Note: As well as timestamp-based flashback, it can also be based on SCN or Restore Point. See the docs. for details. I recommend that you create a restore point before patching/upgrading, as it is then really easy to put the database back, should the patch/upgrade fail.
SCN-based flashback has a potential problem if the database has been flashed back or undergone PITR - again, search the docs. for "ambiguous scn".

If you want to check that the database data is what you want it to be - i.e. that you have flashed back to the right time - than issue:
RMAN> SQL 'ALTER DATABASE OPEN READ ONLY';

Assuming that you are happy with the database, you then do this:
RMAN> ALTER DATABASE OPEN RESETLOGS;

You don't have to do RESETLOGS, you can issue RECOVER, and the database fastforwards to the time you began the flashback - i.e. no data at all is lost, and you are back where you started. The docs. say that you could also export data before the RESETLOGS in order to get at "lost" data, but I recommend plain Flashback for that, as it is far less disruptive.

Plain "Flashback" refers to letting you view past states of database objects, or to return database objects to a previous state, without using point-in-time media recovery. This type of Flashback makes use of Undo, not Flashback Logs or Archive Redo Logs. Obviously, Undo configuration is key for this to work as expected, and you will have to work out how much disk space your undo file/s require, as well as enabling Automatic Undo Management, and reviewing such things as RETENTION GUARANTEE. Check out the docs.

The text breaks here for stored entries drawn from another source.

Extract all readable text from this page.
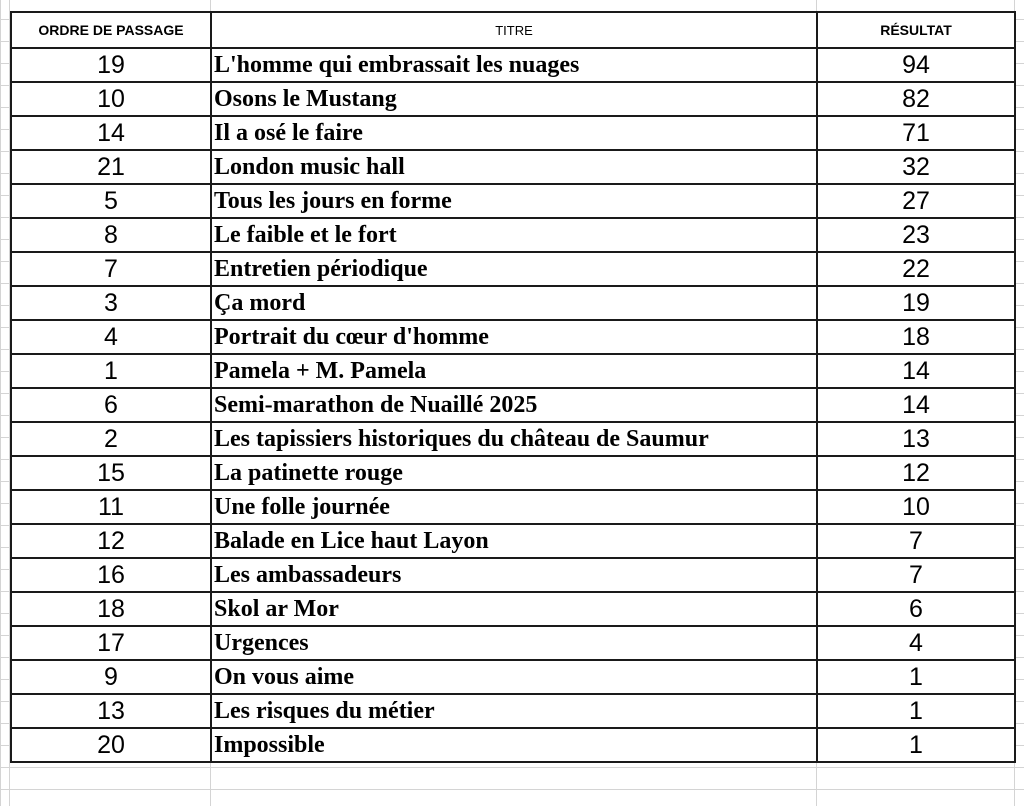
ORDRE DE PASSAGE	TITRE	RÉSULTAT
19	L'homme qui embrassait les nuages	94
10	Osons le Mustang	82
14	Il a osé le faire	71
21	London music hall	32
5	Tous les jours en forme	27
8	Le faible et le fort	23
7	Entretien périodique	22
3	Ça mord	19
4	Portrait du cœur d'homme	18
1	Pamela + M. Pamela	14
6	Semi-marathon de Nuaillé 2025	14
2	Les tapissiers historiques du château de Saumur	13
15	La patinette rouge	12
11	Une folle journée	10
12	Balade en Lice haut Layon	7
16	Les ambassadeurs	7
18	Skol ar Mor	6
17	Urgences	4
9	On vous aime	1
13	Les risques du métier	1
20	Impossible	1
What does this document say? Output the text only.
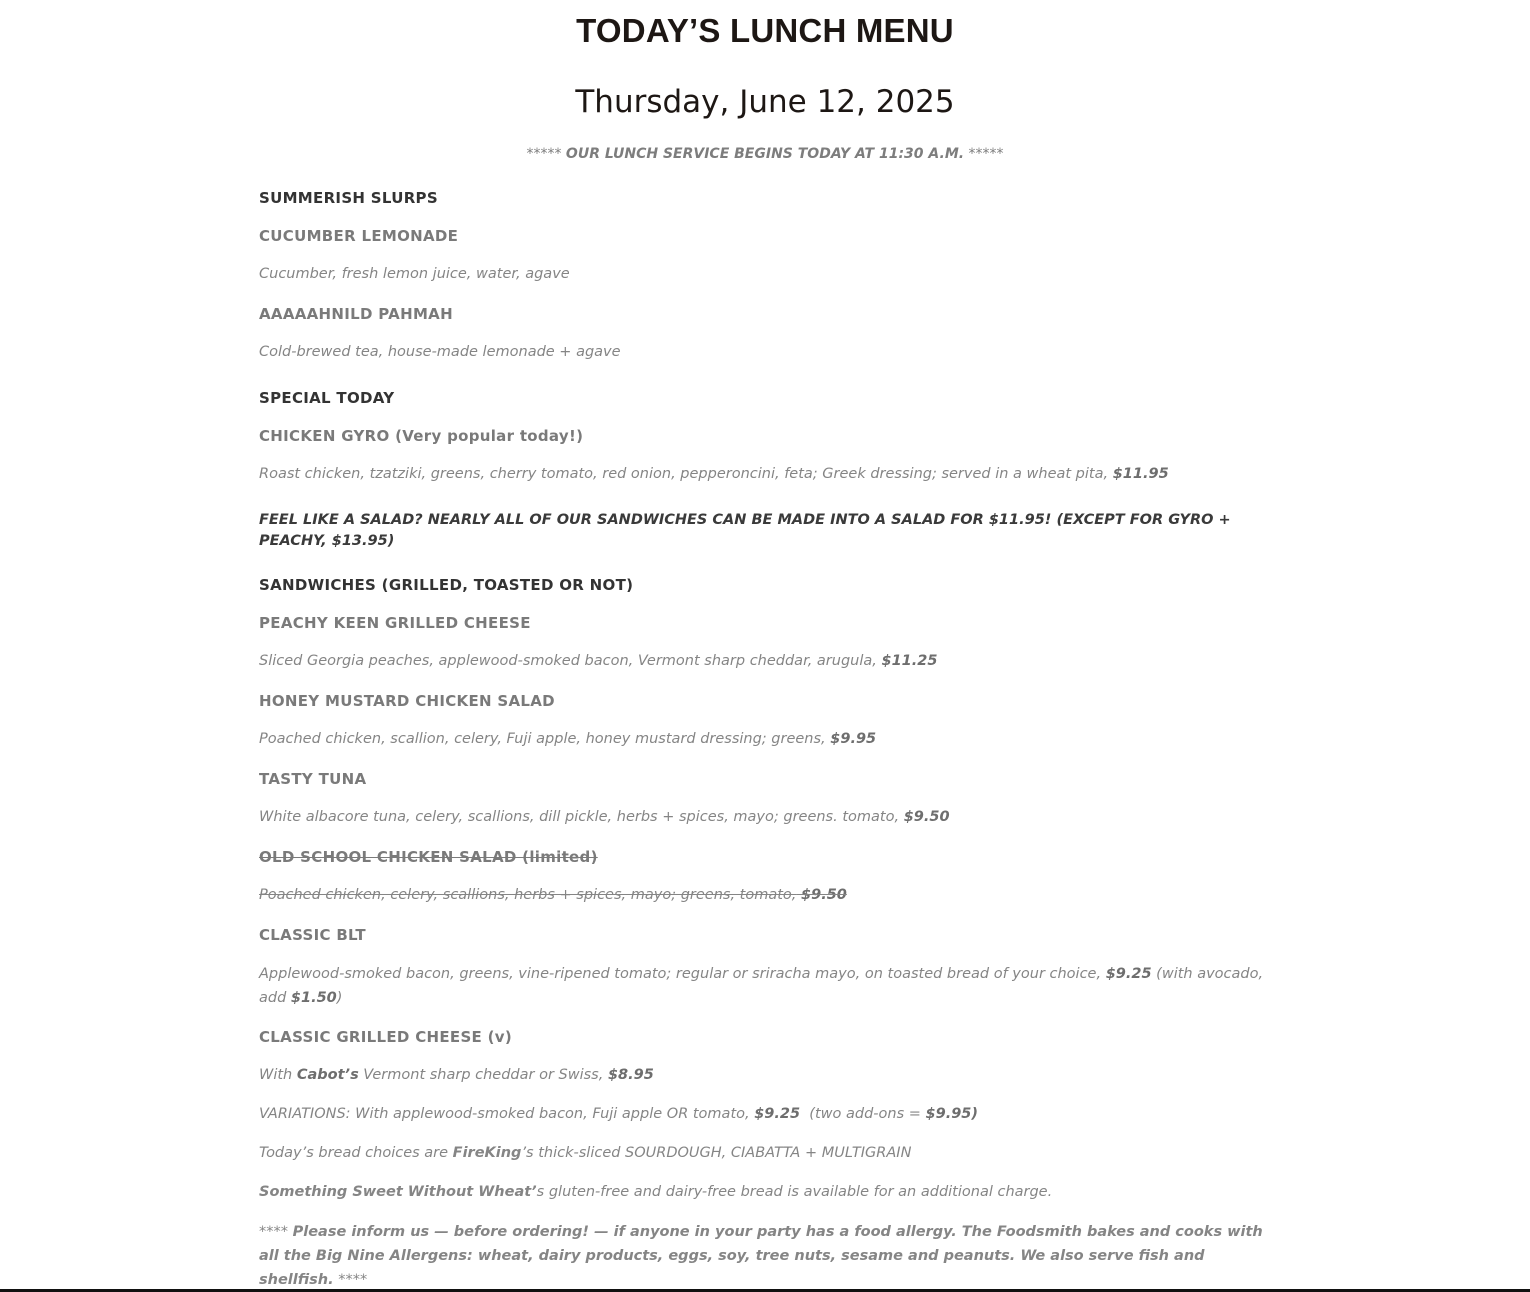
TODAY’S LUNCH MENU
Thursday, June 12, 2025

***** OUR LUNCH SERVICE BEGINS TODAY AT 11:30 A.M. *****

SUMMERISH SLURPS

CUCUMBER LEMONADE

Cucumber, fresh lemon juice, water, agave

AAAAAHNILD PAHMAH

Cold-brewed tea, house-made lemonade + agave

SPECIAL TODAY

CHICKEN GYRO (Very popular today!)

Roast chicken, tzatziki, greens, cherry tomato, red onion, pepperoncini, feta; Greek dressing; served in a wheat pita, $11.95

FEEL LIKE A SALAD? NEARLY ALL OF OUR SANDWICHES CAN BE MADE INTO A SALAD FOR $11.95! (EXCEPT FOR GYRO + PEACHY, $13.95)

SANDWICHES (GRILLED, TOASTED OR NOT)

PEACHY KEEN GRILLED CHEESE

Sliced Georgia peaches, applewood-smoked bacon, Vermont sharp cheddar, arugula, $11.25

HONEY MUSTARD CHICKEN SALAD

Poached chicken, scallion, celery, Fuji apple, honey mustard dressing; greens, $9.95

TASTY TUNA

White albacore tuna, celery, scallions, dill pickle, herbs + spices, mayo; greens. tomato, $9.50

OLD SCHOOL CHICKEN SALAD (limited)

Poached chicken, celery, scallions, herbs + spices, mayo; greens, tomato, $9.50

CLASSIC BLT

Applewood-smoked bacon, greens, vine-ripened tomato; regular or sriracha mayo, on toasted bread of your choice, $9.25 (with avocado, add $1.50)

CLASSIC GRILLED CHEESE (v)

With Cabot’s Vermont sharp cheddar or Swiss, $8.95

VARIATIONS: With applewood-smoked bacon, Fuji apple OR tomato, $9.25  (two add-ons = $9.95)

Today’s bread choices are FireKing’s thick-sliced SOURDOUGH, CIABATTA + MULTIGRAIN

Something Sweet Without Wheat’s gluten-free and dairy-free bread is available for an additional charge.

**** Please inform us — before ordering! — if anyone in your party has a food allergy. The Foodsmith bakes and cooks with all the Big Nine Allergens: wheat, dairy products, eggs, soy, tree nuts, sesame and peanuts. We also serve fish and shellfish. ****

As you can see, both types of flashback rely on disk space being available - you really do need to make sure that you provide enough disk space, and think through guaranteed retention, housekeeping any restore points, etc. to get what you want from flashback, and avoid problems

An example of plain Flashback:
An email arrives in the DBA mail queue. User XYZ has done it again and needs to "correct a small mishap", i.e. he has wrecked a table. It happened at 10:02 on December 3rd.
Assuming table name is USER01.TABLE01:
SQL> CREATE TABLE USER01.RESTORED_DATA AS
     (SELECT *
     FROM USER01.TABLE01
     AS OF TIMESTAMP
     TO_TIMESTAMP('03-DEC-2010 09:30:00', 'DD-MON-YYYY HH:MI:SS')
     );


User XYZ can now use the data, in table USER01.RESTORED_DATA,  to rectify his mistake.

Monday, 6 December 2010

DDL for Scheduler Jobs

DBMS_METADATA is great for getting any object DDL, but with scheduler jobs it's not so intuitive.
Rather than JOB, or whatever, it takes PROCOBJ:

Example:  
fakeuser@dev01>BEGIN
  2  DBMS_SCHEDULER.create_job (
  3  job_name        => 'my_fake_job',
  4  job_type        => 'PLSQL_BLOCK',
  5  job_action      => 'BEGIN DBMS_STATS.gather_schema_stats(''SCOTT''); END;',
  6  start_date      => SYSTIMESTAMP,
  7  repeat_interval => 'freq=hourly; byminute=0',
  8  end_date        => NULL,
  9  enabled         => TRUE,
 10  comments        => 'My fake job.');
 11  end;
 12  /

PL/SQL procedure successfully completed.

fakeuser@dev01>select dbms_metadata.get_ddl('PROCOBJ',JOB_NAME) FROM USER_SCHEDULER_JOBS;

DBMS_METADATA.GET_DDL('PROCOBJ',JOB_NAME)
--------------------------------------------------------------------------------


BEGIN
dbms_scheduler.create_job('"MY_FAKE_JOB"',
job_type=>'PLSQL_BLOCK', job_action=>
'BEGIN DBMS_STATS.gather_schema_stats(''SCOTT''); END;'
, number_of_arguments=>0,
start_date=>TO_TIMESTAMP_TZ('06-DEC-2010 01.26.37.186707000 PM +00:00','DD-MON-R
RRR HH.MI.SSXFF AM TZR','NLS_DATE_LANGUAGE=english'), repeat_interval=>
'freq=hourly; byminute=0'
, end_date=>NULL,
job_class=>'"DEFAULT_JOB_CLASS"', enabled=>FALSE, auto_drop=>TRUE,comments=>
'My fake job.'
);
dbms_scheduler.enable('"MY_FAKE_JOB"');
COMMIT;
END;

Monday, 29 November 2010

Kill a RACGIMON Process

You may see that a racgimon process is consuming ever-increasing CPU.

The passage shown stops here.